화학공학소재연구정보센터
International Journal of Energy Research, Vol.45, No.5, 6800-6815, 2021
Decentralized scheduling optimization for charging-storage station considering multiple spatial-temporal transfer factors of electric vehicles
To comprehensively consider the actual spatial-temporal transfer process of electric vehicles (EVs) and enhance the computation efficiency of scheduling, this article proposes a spatial-temporal transfer model of EVs and an improved Lagrange dual relaxation method (ILDRM) for the decentralized scheduling of a charging-storage station (CSS).
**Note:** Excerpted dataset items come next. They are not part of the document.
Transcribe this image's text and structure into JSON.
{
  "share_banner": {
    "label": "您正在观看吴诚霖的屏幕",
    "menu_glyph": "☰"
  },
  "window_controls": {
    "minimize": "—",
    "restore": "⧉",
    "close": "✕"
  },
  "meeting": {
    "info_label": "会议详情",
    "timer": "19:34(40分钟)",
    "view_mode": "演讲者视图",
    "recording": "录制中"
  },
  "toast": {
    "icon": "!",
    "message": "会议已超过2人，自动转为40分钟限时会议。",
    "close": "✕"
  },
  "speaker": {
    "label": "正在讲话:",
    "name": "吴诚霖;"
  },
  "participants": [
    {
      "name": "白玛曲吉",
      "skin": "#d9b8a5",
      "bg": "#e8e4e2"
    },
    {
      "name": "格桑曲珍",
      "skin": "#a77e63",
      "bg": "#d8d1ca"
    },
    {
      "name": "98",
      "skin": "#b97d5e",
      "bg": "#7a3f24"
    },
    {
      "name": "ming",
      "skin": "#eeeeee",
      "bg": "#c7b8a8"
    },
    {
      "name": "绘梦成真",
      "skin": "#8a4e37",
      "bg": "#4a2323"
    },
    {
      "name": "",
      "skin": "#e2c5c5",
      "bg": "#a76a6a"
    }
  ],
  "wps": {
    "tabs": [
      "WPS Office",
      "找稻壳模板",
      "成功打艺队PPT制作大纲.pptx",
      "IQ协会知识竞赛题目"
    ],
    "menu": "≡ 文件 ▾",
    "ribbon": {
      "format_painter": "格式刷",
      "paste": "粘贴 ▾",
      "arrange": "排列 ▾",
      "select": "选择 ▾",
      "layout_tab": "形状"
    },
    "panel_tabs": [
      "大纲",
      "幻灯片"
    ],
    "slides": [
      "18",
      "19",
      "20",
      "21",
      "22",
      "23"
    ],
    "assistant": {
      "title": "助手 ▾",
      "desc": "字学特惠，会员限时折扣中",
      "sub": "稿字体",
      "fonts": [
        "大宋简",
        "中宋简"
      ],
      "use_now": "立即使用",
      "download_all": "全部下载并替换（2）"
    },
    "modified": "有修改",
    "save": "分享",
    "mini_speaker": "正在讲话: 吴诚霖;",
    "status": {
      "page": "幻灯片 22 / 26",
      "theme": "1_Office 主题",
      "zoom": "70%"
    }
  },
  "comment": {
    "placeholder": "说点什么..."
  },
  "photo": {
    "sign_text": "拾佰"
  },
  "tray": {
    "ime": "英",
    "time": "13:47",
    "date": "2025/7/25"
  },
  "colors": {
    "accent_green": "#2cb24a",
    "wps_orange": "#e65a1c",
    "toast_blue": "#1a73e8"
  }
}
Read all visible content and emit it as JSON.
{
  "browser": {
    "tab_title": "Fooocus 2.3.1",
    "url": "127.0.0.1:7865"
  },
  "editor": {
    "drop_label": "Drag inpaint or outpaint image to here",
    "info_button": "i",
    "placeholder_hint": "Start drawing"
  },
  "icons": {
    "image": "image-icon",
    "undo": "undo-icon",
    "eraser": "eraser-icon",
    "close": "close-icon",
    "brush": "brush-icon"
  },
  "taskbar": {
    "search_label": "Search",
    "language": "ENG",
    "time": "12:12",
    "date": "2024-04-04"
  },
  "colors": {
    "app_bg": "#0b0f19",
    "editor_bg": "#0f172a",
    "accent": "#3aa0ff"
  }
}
Specifically, with the application of trip chain technology, Monte Carlo, and Markov decision process (MDP), the spatial-temporal transfer model of EVs is constructed, taking into account multiple factors including temperatures, traffic conditions, and transfer randomness. Subsequently, by introducing ILDRM, a decentralized optimization model is proposed which converts the traditional centralized optimization model into a set of sub-problems. Moreover, the optimization model aims to maximize the profit of CSS under the constraints of vehicle-to-grid behavior and the operation of both CSS and distribution network. To validate the proposed spatial-temporal transfer model and the decentralized optimization method for CSS, a series of simulations in various scenarios are performed regarding the load curve and computation efficiency. The comprehensive and systematical study indicates that the proposed spatial-temporal transfer model enables to reflect EVs transfer randomness and it is more factually practical than the classical Dijkstra algorithm. Besides, ILDRM can provide a high computationally efficient solution to the operation of CSS.